Taylor's use of “rightsholders” is telling. Publishers create nothing; they share the rights with authors because of their ability to distribute and promote, and increasingly, authors can self-publish (many have self-promoted for eons). Taken in this context #hcod seems like the last gasp of a dying industry, doesn’t it? Publishers last comparative advantage is separating the signals from the noise since there are so many potential self-published and -distributed creators. Being published by a firm is a stamp of approval to the rest of the world. But outside of that (admittedly powerful) normative and intersubjective milieu, HarperCollins and other publishers will be left behind.

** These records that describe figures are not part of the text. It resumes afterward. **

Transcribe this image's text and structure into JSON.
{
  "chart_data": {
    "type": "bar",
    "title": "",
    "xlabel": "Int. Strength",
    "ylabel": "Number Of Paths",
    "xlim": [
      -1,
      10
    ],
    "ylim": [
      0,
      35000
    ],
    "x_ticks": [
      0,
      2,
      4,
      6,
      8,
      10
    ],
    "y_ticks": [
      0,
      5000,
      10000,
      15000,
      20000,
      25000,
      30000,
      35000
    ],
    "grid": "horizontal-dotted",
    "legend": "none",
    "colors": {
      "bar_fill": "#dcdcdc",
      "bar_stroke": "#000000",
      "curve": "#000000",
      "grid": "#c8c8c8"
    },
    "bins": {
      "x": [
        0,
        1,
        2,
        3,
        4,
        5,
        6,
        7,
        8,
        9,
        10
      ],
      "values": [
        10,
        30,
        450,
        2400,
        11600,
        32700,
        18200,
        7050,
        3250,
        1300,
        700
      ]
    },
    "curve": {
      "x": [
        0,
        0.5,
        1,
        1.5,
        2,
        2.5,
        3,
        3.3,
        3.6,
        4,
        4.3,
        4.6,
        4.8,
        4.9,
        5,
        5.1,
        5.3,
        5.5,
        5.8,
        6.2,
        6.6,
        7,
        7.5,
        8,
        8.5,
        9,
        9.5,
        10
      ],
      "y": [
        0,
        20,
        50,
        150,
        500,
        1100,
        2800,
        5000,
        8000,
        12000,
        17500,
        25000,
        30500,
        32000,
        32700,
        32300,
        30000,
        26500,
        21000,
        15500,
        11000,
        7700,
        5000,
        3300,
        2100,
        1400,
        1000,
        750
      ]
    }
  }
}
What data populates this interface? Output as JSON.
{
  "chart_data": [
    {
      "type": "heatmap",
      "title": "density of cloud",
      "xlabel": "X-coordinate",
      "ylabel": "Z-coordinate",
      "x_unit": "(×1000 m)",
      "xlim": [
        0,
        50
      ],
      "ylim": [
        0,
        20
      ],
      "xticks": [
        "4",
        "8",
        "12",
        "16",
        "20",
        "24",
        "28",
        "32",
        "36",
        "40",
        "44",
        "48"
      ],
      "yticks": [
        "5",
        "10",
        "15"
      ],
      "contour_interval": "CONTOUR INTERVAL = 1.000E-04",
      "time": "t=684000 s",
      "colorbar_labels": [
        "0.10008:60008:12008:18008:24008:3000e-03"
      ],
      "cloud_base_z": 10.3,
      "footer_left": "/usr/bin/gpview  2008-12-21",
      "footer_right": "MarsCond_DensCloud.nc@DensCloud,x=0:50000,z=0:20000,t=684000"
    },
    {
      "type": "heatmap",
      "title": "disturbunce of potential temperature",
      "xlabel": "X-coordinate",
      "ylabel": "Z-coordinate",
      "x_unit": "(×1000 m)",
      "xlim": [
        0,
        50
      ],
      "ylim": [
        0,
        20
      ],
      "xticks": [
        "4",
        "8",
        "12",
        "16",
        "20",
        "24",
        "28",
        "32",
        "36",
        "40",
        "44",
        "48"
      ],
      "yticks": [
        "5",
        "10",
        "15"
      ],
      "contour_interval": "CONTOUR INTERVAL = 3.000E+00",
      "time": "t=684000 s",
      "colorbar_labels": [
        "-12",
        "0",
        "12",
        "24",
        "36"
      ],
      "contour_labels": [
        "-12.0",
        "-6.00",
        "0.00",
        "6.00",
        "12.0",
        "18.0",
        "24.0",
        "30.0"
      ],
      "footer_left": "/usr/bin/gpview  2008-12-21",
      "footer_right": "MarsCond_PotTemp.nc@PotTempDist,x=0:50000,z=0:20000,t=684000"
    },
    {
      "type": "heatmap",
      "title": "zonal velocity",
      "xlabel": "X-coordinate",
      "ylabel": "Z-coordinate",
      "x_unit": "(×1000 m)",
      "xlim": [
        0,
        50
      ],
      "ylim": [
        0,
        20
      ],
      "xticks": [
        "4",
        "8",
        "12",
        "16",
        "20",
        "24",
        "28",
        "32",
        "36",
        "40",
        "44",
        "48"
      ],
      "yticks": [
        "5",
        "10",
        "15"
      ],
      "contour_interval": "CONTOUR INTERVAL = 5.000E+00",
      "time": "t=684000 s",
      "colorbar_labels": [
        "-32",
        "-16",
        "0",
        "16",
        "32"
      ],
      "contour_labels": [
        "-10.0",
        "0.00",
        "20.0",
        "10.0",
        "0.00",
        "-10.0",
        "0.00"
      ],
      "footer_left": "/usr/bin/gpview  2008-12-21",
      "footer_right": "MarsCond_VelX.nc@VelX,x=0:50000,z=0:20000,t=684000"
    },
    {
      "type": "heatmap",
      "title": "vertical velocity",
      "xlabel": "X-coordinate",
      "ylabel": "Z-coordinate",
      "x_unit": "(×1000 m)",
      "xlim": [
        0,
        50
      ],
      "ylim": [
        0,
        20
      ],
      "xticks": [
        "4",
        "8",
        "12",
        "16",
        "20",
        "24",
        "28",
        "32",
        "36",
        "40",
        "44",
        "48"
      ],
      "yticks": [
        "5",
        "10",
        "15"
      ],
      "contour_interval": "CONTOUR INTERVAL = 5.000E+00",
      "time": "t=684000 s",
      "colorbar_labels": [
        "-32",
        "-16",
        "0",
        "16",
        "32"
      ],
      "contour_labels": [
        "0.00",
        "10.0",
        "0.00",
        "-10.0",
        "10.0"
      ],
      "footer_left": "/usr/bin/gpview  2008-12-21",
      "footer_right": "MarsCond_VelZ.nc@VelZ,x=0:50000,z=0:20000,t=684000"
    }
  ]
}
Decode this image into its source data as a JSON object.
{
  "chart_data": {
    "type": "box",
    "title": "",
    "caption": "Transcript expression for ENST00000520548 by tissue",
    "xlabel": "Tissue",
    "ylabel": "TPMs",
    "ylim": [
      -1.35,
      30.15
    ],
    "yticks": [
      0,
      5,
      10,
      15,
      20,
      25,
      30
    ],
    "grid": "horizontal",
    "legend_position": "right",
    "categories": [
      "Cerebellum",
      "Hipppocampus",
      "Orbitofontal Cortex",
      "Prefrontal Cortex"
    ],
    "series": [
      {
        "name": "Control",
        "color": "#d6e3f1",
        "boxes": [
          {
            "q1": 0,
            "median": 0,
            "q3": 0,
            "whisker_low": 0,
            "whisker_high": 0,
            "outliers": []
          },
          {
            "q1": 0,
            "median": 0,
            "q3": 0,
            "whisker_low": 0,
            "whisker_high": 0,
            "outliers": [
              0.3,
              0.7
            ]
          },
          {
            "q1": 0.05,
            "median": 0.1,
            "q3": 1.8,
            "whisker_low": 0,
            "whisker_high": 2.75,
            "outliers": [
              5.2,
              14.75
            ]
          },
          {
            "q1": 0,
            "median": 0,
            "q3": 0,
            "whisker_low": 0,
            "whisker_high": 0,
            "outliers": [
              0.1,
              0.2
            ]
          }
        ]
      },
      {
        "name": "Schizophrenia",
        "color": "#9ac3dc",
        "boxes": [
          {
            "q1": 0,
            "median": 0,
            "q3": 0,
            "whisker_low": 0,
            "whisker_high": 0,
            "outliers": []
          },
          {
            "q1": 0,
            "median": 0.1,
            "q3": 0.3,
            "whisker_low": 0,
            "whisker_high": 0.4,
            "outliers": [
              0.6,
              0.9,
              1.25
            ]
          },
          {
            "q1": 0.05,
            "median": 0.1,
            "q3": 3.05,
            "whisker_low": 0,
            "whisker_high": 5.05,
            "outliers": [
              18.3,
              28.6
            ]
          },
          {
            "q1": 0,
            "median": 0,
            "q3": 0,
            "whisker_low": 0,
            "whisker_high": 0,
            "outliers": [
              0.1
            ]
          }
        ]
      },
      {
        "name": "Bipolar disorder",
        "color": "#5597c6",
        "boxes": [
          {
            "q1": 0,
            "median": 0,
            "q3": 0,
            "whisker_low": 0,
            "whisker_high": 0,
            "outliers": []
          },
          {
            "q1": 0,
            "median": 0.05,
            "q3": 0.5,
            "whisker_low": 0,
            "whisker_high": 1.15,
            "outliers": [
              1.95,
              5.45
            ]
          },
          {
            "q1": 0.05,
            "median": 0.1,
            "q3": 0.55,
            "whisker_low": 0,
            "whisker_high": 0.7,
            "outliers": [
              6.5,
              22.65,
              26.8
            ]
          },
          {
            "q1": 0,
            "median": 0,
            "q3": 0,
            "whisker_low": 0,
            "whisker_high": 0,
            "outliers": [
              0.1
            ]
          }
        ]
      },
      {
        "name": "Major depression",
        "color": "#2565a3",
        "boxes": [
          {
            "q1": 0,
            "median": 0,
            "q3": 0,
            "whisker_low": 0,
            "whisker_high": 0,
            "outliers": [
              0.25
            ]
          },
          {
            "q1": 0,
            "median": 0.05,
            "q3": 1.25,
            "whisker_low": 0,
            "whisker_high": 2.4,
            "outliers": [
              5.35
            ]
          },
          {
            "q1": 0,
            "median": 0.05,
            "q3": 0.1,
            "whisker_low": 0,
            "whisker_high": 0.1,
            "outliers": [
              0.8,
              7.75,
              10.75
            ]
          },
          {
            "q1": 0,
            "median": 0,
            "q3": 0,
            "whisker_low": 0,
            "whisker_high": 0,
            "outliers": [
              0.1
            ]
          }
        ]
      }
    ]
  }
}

Now, this is the extreme, not very nuanced position. But tell me I’m wrong. Use the comments below, or use an excerpt on your blog and let’s have a conversation on the middle ground.

As for bullying, we didn’t land on #hcod, Mr. Taylor. #hcod landed on us. Librarians are not the bullies here. Bullies pick on the weak, using positions of strength to force their terms on others. HarperCollins capricious and arbitrary decision to limit check outs of e-books to 26 times was unilaterally imposed on libraries, without consultation or negotiation. Who’s the bully here?

In the end, however, I think the author and I agree on how this is going to end for many public library systems, at least in the short-term: some of the costs of e-books are going to be passed along to patrons. Librarians don’t like charging for services, but given the budget cuts, it’s going to happen. Right now most e-reader owners are affluent and can afford these costs. As e-readers' costs approach $0, though (and that’s going to happen soon), more people at all income levels will have them, at which point lending e-books for a fee may be a only temporary fix.

Maybe by the time we revisit this conversation, there won't be a Big Six, and that's what HarperCollins decision is all about.